The Monthly Threat Pulse also revealed further turbulence amongst threat actors, months after Conti disbanded and Lockbit rebranded. In September, Lockbit 3.0 was responsible for 52% of all attacks, a 62% increase in attacks compared to August. Its total of 105 incidents marks the largest increase in total victims for the group since January - suggesting Lockbit 3.0 is ramping up its activity.
Though dwarfed by Lockbit 3.0’s victim count, BlackBasta claimed second position this month with 19 attacks.
Despite only emerging in March, IceFire was not present in September’s analysis and with its leak site currently inaccessible, it is thought the group has discontinued operations or has been forced offline by law enforcement.
Claiming the fourth most active spot, just behind BlackCat was new entrant Sparta. With 12 victims reported in one day and 14 over the course of the month, the group has emerged onto the ransomware scene with an explosive start. Observations suggest it is currently solely targeting Spain-based entities, suggesting it is a Spanish-speaking organised crime group.
Sector trends remained consistent with previous months, with Industrials continuing to be the most targeted sector with 57 incidents (28%), followed by Consumer Cyclicals with 29 incidents (14%), and Technology with 19 (9%).
Taking a regional perspective, Europe claimed the spot for most attacks this month with 85 incidents (42%), with North America suffering 72 (35%), and Asia 23 attacks in total (11%).
Spotlight on China
September saw concerted efforts from China to adopt widespread cyber espionage campaigns to push nationalistic objectives forward. Security research reports, news headlines, and strategic decisions by Governments, suggest that the threat posed by Chinese APTs (Advanced Persistent Threats) is apparent and present.
In September we also released research analysing a recent incident response engagement exploiting ShadowPad malware. This malware is closely associated with Chinese threat actors, and leading researchers can assume with confidence that the malware case involved Chinese APT actors.
Much of the activity reported by researchers and news headlines has been attributed to the Chinese nation state actors, APT40 and APT41 - both groups having a highly expansive reach on capabilities and objectives. Observations show APT41 is an advanced and persistent threat group believed to be working under the instruction of the Chinese Ministry of State Security (MSS).

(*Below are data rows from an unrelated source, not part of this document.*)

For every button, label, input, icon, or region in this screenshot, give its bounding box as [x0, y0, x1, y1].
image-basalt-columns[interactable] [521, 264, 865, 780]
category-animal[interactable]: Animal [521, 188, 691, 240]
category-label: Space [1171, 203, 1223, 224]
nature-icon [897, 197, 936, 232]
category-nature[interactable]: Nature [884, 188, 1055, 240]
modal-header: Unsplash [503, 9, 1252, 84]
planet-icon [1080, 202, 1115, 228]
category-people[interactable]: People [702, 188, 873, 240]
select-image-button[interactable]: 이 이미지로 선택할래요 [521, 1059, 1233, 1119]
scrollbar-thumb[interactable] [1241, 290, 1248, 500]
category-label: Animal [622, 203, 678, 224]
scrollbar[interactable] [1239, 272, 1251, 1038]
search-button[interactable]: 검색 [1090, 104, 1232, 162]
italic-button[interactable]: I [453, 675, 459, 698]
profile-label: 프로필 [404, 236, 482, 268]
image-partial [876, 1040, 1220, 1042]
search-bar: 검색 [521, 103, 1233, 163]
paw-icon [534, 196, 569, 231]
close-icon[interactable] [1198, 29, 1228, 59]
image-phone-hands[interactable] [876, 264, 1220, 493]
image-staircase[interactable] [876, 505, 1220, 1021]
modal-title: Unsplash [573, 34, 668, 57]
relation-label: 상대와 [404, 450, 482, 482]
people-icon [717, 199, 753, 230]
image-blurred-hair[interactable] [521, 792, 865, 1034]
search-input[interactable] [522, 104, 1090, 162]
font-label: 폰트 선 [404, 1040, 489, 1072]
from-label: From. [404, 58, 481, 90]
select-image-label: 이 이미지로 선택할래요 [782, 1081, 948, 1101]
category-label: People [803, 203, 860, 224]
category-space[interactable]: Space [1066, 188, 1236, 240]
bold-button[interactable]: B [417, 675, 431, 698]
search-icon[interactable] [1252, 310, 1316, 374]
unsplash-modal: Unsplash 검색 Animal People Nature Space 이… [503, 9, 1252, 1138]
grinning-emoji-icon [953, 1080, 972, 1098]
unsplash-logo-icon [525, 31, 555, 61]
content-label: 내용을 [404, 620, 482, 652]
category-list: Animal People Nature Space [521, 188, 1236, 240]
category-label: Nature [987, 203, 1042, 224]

Matt Hull, Global Head of Threat Intelligence at NCC Group, said:
“Against a backdrop of continuous change for threat actor groups, ransomware attacks are once again on the rise. In particular, it’s clear Lockbit 3.0 is growing stronger in its operations, and it doesn’t seem likely it will disappear from the threat scene anytime soon.
“Meanwhile, the emergence of Sparta – replacing the fairly short-lived new entrant IceFire – reminds us yet again the need for close monitoring and vigilance against new groups, as we get to grips with their preferred methods of attack. With reports already showing it conducted 12 attacks in one day, it will be interesting to see how this develops over the next few months.
“Our research into the exploitation of ShadowPad malware was also revealing, as China’s cyber espionage efforts ramp up. As always, we will monitor these situations closely, to support the efforts to remain vigilant against attack.”